In Multipurpose Tools for Bible Study by F. Danker, page 188, we can read,
The nineteenth century saw a number of noncommittee type versions of the Bible, but the most noteworthy is a version of the Old Testament, published in 1885, whose claim fo fame was obscured by the prestige of the RV, which apeared in the same year.
At the age of fifty, Helen Spurrell, already accomplished in music, painting, and sculpture, decided to learn Hebrew with a view to translating the Bible of Israel. using the unpointed Hebrew text as her base, "she made free use," observes Pope, "of the Samaritan Pentateuch and the Septuagint version, substituting their readings for that of the Hebrew text in a number of passages ... She printed her text in paragraphs, not in verses, with the poetical passages laid out as poetry - devices that had just been adopted in the Revised Version.

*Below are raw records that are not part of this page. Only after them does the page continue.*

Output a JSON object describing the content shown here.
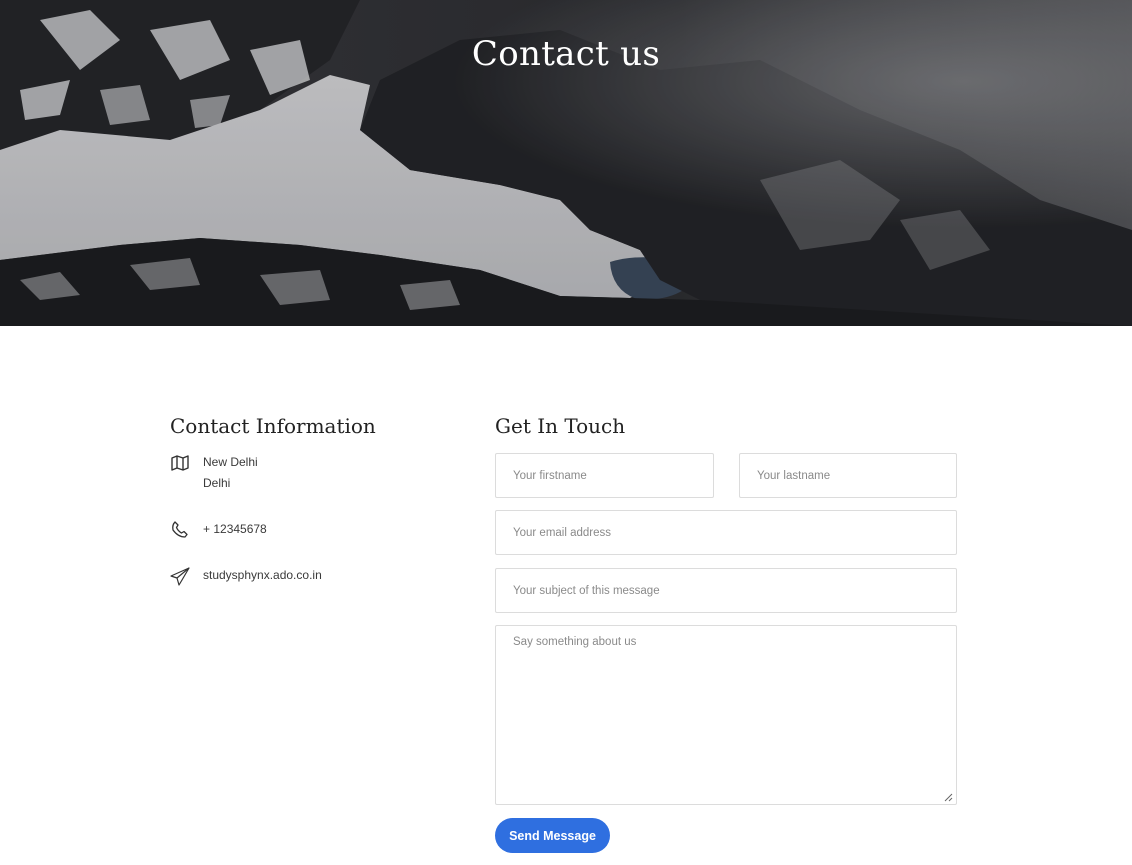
{
  "hero": {
    "title": "Contact us"
  },
  "contact_info": {
    "heading": "Contact Information",
    "address": {
      "icon": "map-icon",
      "line1": "New Delhi",
      "line2": "Delhi"
    },
    "phone": {
      "icon": "phone-icon",
      "value": "+ 12345678"
    },
    "email": {
      "icon": "paper-plane-icon",
      "value": "studysphynx.ado.co.in"
    }
  },
  "get_in_touch": {
    "heading": "Get In Touch",
    "firstname_placeholder": "Your firstname",
    "lastname_placeholder": "Your lastname",
    "email_placeholder": "Your email address",
    "subject_placeholder": "Your subject of this message",
    "message_placeholder": "Say something about us",
    "submit_label": "Send Message"
  },
  "colors": {
    "accent": "#2f6fe0",
    "heading_text": "#222222",
    "body_text": "#3a3a3a",
    "field_border": "#dcdcdc"
  }
}
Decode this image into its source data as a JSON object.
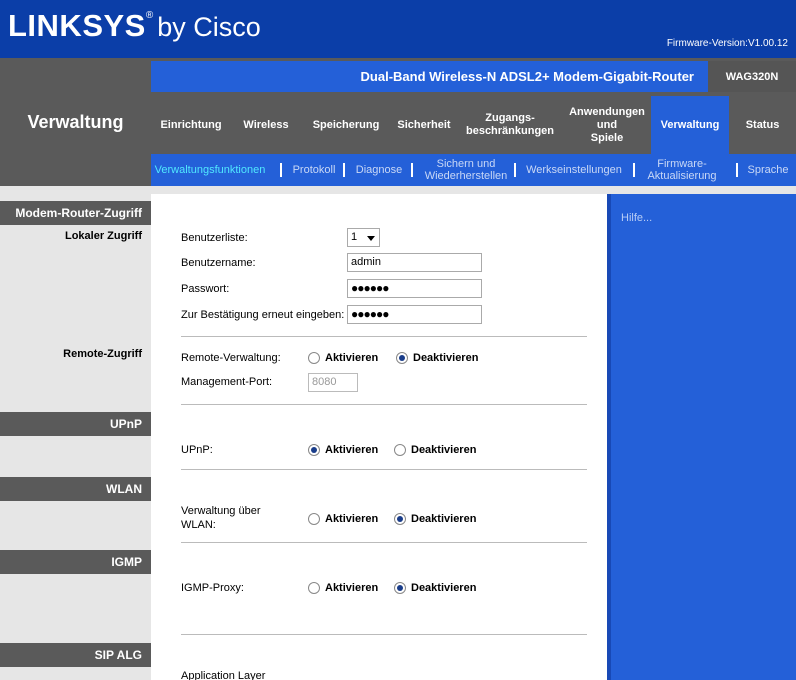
{
  "header": {
    "logo_main": "LINKSYS",
    "logo_reg": "®",
    "logo_by": "by Cisco",
    "firmware": "Firmware-Version:V1.00.12"
  },
  "section_title": "Verwaltung",
  "product_name": "Dual-Band Wireless-N ADSL2+ Modem-Gigabit-Router",
  "model": "WAG320N",
  "tabs": [
    {
      "label": "Einrichtung"
    },
    {
      "label": "Wireless"
    },
    {
      "label": "Speicherung"
    },
    {
      "label": "Sicherheit"
    },
    {
      "label": "Zugangs-\nbeschränkungen"
    },
    {
      "label": "Anwendungen\nund\nSpiele"
    },
    {
      "label": "Verwaltung"
    },
    {
      "label": "Status"
    }
  ],
  "subtabs": [
    {
      "label": "Verwaltungsfunktionen"
    },
    {
      "label": "Protokoll"
    },
    {
      "label": "Diagnose"
    },
    {
      "label": "Sichern und\nWiederherstellen"
    },
    {
      "label": "Werkseinstellungen"
    },
    {
      "label": "Firmware-\nAktualisierung"
    },
    {
      "label": "Sprache"
    }
  ],
  "left": {
    "modem_router": "Modem-Router-Zugriff",
    "local": "Lokaler Zugriff",
    "remote": "Remote-Zugriff",
    "upnp": "UPnP",
    "wlan": "WLAN",
    "igmp": "IGMP",
    "sipalg": "SIP ALG"
  },
  "form": {
    "userlist_label": "Benutzerliste:",
    "userlist_value": "1",
    "username_label": "Benutzername:",
    "username_value": "admin",
    "password_label": "Passwort:",
    "password_value": "●●●●●●",
    "confirm_label": "Zur Bestätigung erneut eingeben:",
    "confirm_value": "●●●●●●",
    "remote_label": "Remote-Verwaltung:",
    "port_label": "Management-Port:",
    "port_value": "8080",
    "upnp_label": "UPnP:",
    "wlan_label_1": "Verwaltung über",
    "wlan_label_2": "WLAN:",
    "igmp_label": "IGMP-Proxy:",
    "alg_label": "Application Layer",
    "enable": "Aktivieren",
    "disable": "Deaktivieren"
  },
  "help": "Hilfe..."
}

Here is the only excerpt that I can find from her translation, Psalm 119:150-151,
- "When designing pursuers approached me, who are far from thy law;
then Thou, O Jehovah, wast near, with all thy faithful commandments..." Surrell
They draw nigh that follow after mischief: they are far from thy law.
Thou art near, O LORD; and all thy commandments are truth. KJV
- In her translation of the Old Testament Scriptures, Helen Spurrell expressed the following wish for all who should read her translation: "May very many exclaim, as the translator has often done when studying numerous passages in the original, I have found the Messiah!"